Лилит, поддавшись бессознательному импульсу, прижалась к Адаму. Прикосновение женщины было приятно и непонятно будоражило. Мужчина почувствовал, что ему хочется ее защитить, сделать так, чтобы та перестала бояться. Он не без удивления понял, что Лилит вовсе не будет против того, если он захочет стать вожаком, и не станет пытаться им командовать. Он взял ее за руку и повел в заросли, где предложил, стараясь не шуметь, отдохнуть. Нельзя было исключить, что неизвестные им звери предпочитают охотиться и кушать именно в наступившей, незнакомой и пугающей темноте.

Они тихо улеглись рядом, и через некоторое время непонятно почему их сознание стало затуманиваться. Они пытались противостоять этому, но какая-то сила лишила их воли к сопротивлению. Люди погрузились в первый в их жизни сон.

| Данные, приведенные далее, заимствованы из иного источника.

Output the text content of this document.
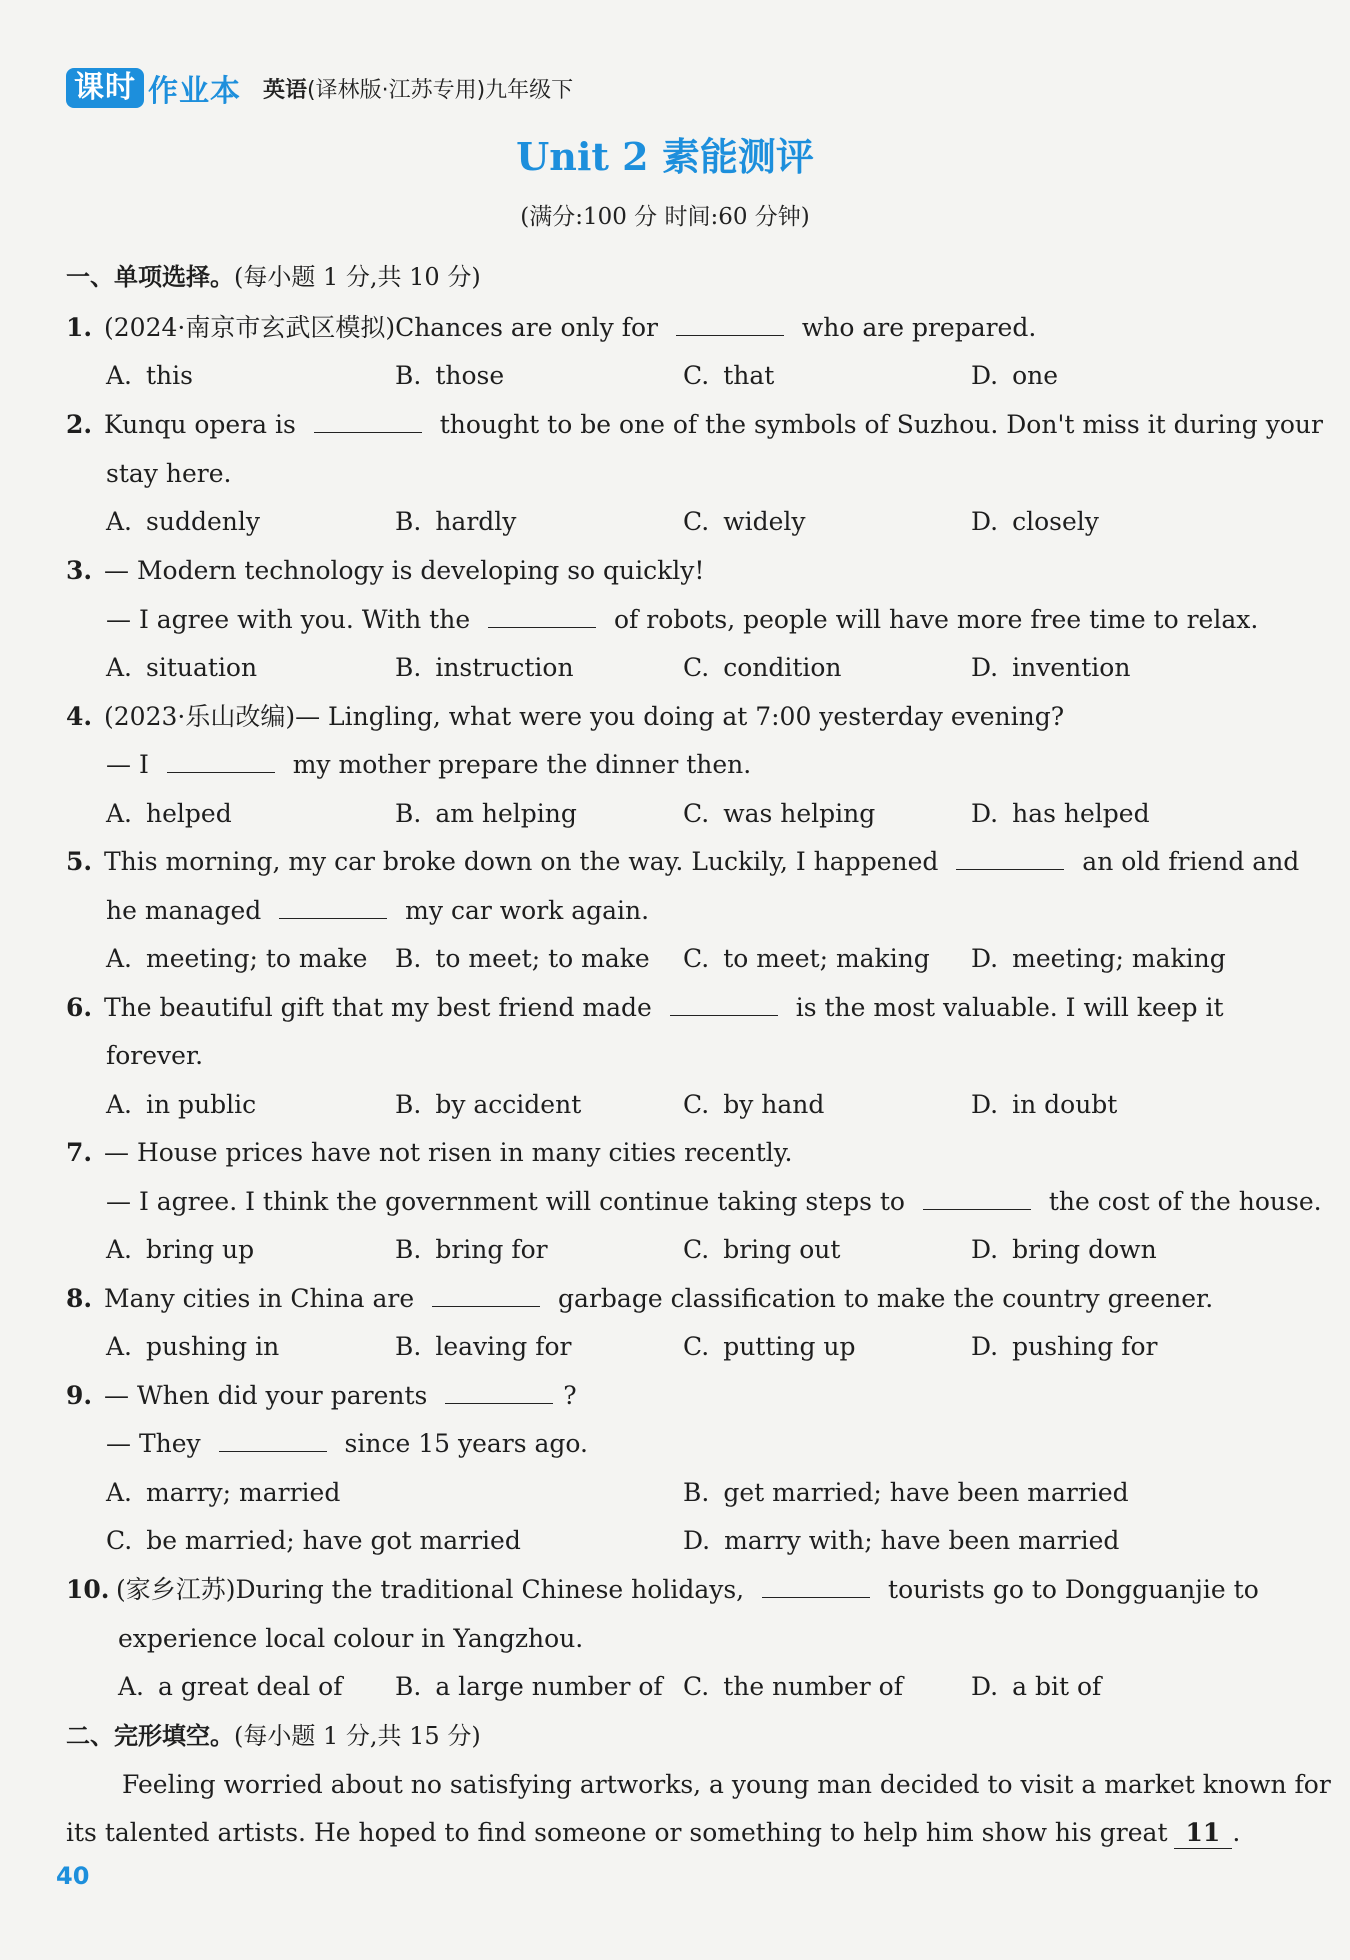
课时 作业本 英语(译林版·江苏专用)九年级下
Unit 2 素能测评
(满分:100 分 时间:60 分钟)
一、单项选择。(每小题 1 分,共 10 分)
1. (2024·南京市玄武区模拟)Chances are only for	who are prepared.
A. this	B. those	C. that	D. one
2. Kunqu opera is	thought to be one of the symbols of Suzhou. Don't miss it during your
stay here.
A. suddenly	B. hardly	C. widely	D. closely
3. — Modern technology is developing so quickly!
— I agree with you. With the	of robots, people will have more free time to relax.
A. situation	B. instruction	C. condition	D. invention
4. (2023·乐山改编)— Lingling, what were you doing at 7:00 yesterday evening?
— I	my mother prepare the dinner then.
A. helped	B. am helping	C. was helping	D. has helped
5. This morning, my car broke down on the way. Luckily, I happened	an old friend and
he managed	my car work again.
A. meeting; to make B. to meet; to make C. to meet; making D. meeting; making
6. The beautiful gift that my best friend made	is the most valuable. I will keep it
forever.
A. in public	B. by accident	C. by hand	D. in doubt
7. — House prices have not risen in many cities recently.
— I agree. I think the government will continue taking steps to	the cost of the house.
A. bring up	B. bring for	C. bring out	D. bring down
8. Many cities in China are	garbage classification to make the country greener.
A. pushing in	B. leaving for	C. putting up	D. pushing for
9. — When did your parents	?
— They	since 15 years ago.
A. marry; married	B. get married; have been married
C. be married; have got married	D. marry with; have been married
10. (家乡江苏)During the traditional Chinese holidays,	tourists go to Dongguanjie to
experience local colour in Yangzhou.
A. a great deal of B. a large number of C. the number of	D. a bit of
二、完形填空。(每小题 1 分,共 15 分)
Feeling worried about no satisfying artworks, a young man decided to visit a market known for
its talented artists. He hoped to find someone or something to help him show his great 11 .
40
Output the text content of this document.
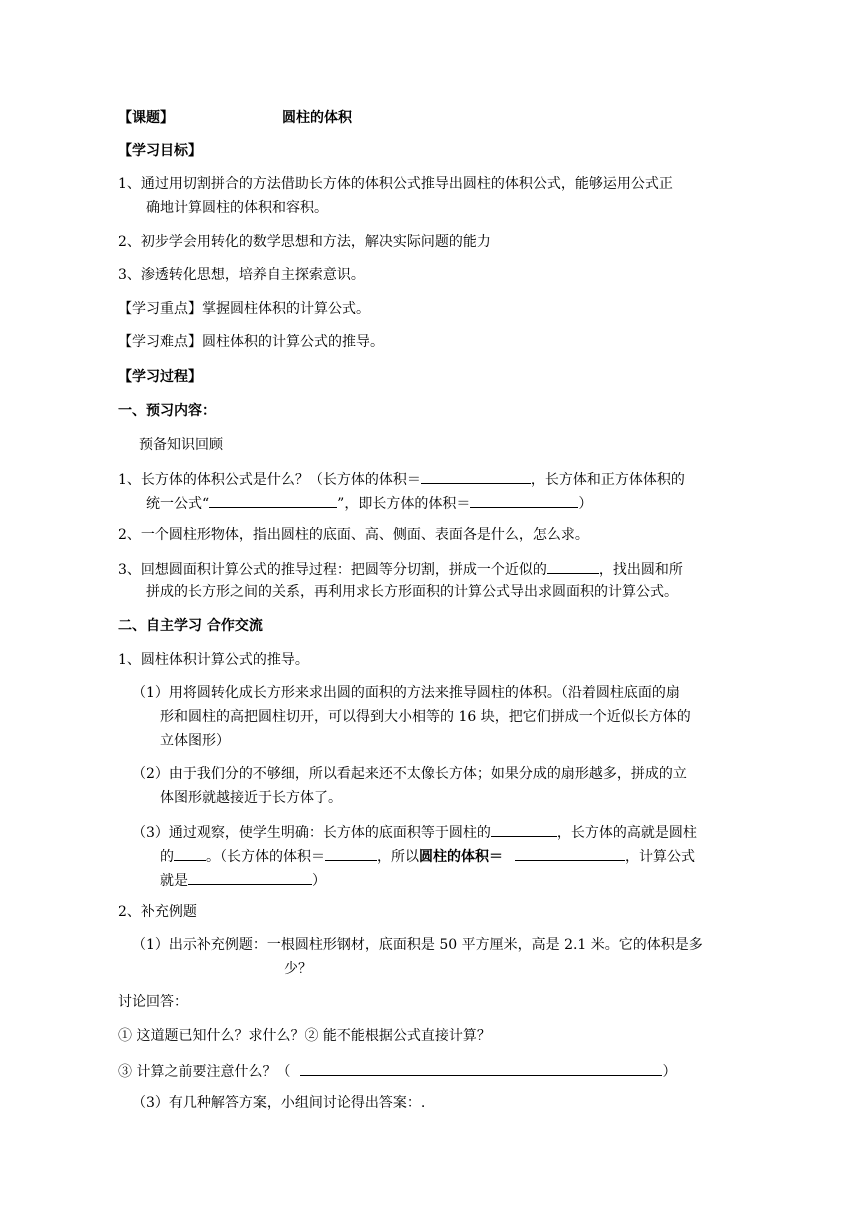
【课题】	圆柱的体积
【学习目标】
1、通过用切割拼合的方法借助长方体的体积公式推导出圆柱的体积公式，能够运用公式正
确地计算圆柱的体积和容积。
2、初步学会用转化的数学思想和方法，解决实际问题的能力
3、渗透转化思想，培养自主探索意识。
【学习重点】掌握圆柱体积的计算公式。
【学习难点】圆柱体积的计算公式的推导。
【学习过程】
一、预习内容：
预备知识回顾
1、长方体的体积公式是什么？（长方体的体积＝	，长方体和正方体体积的
统一公式“	”，即长方体的体积＝	）
2、一个圆柱形物体，指出圆柱的底面、高、侧面、表面各是什么，怎么求。
3、回想圆面积计算公式的推导过程：把圆等分切割，拼成一个近似的	，找出圆和所
拼成的长方形之间的关系，再利用求长方形面积的计算公式导出求圆面积的计算公式。
二、自主学习 合作交流
1、圆柱体积计算公式的推导。
（1）用将圆转化成长方形来求出圆的面积的方法来推导圆柱的体积。（沿着圆柱底面的扇
形和圆柱的高把圆柱切开，可以得到大小相等的 16 块，把它们拼成一个近似长方体的
立体图形）
（2）由于我们分的不够细，所以看起来还不太像长方体；如果分成的扇形越多，拼成的立
体图形就越接近于长方体了。
（3）通过观察，使学生明确：长方体的底面积等于圆柱的	，长方体的高就是圆柱
的 。（长方体的体积＝	，所以圆柱的体积＝	，计算公式
就是	）
2、补充例题
（1）出示补充例题：一根圆柱形钢材，底面积是 50 平方厘米，高是 2.1 米。它的体积是多
少？
讨论回答：
① 这道题已知什么？求什么？② 能不能根据公式直接计算？
③ 计算之前要注意什么？（	）
（3）有几种解答方案，小组间讨论得出答案：.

Утром Адам испуганно открыл глаза: ему привиделось, что кто-то лохматый и сильный собирается прыгнуть на него с дерева. Но все было спокойно. Пробивающиеся сквозь листву лучи солнца ласково грели кожу. Рядом спокойно с закрытыми глазами лежала Лилит. Глаза Адама скользнули по ее телу. И все его существо охватило какое-то непонятное, но очень приятное томление, сконцентрировавшееся в низу живота. С некоторой опаской Адам погладил женщину по плечу. Это было удивительно приятно. Томление усиливалось с каждой минутой. Тут Лилит приоткрыла глаза и увидела хищный мужской взгляд. Она испуганно отпрянула. Взгляд Адама тут же изменился, в нем появилось виноватое выражение.

– Прости, Лилит, – сказал он. – Я тебя напугал. Наверно, тебе тоже, как и мне, привиделось, что на тебя хочет кто-то напасть.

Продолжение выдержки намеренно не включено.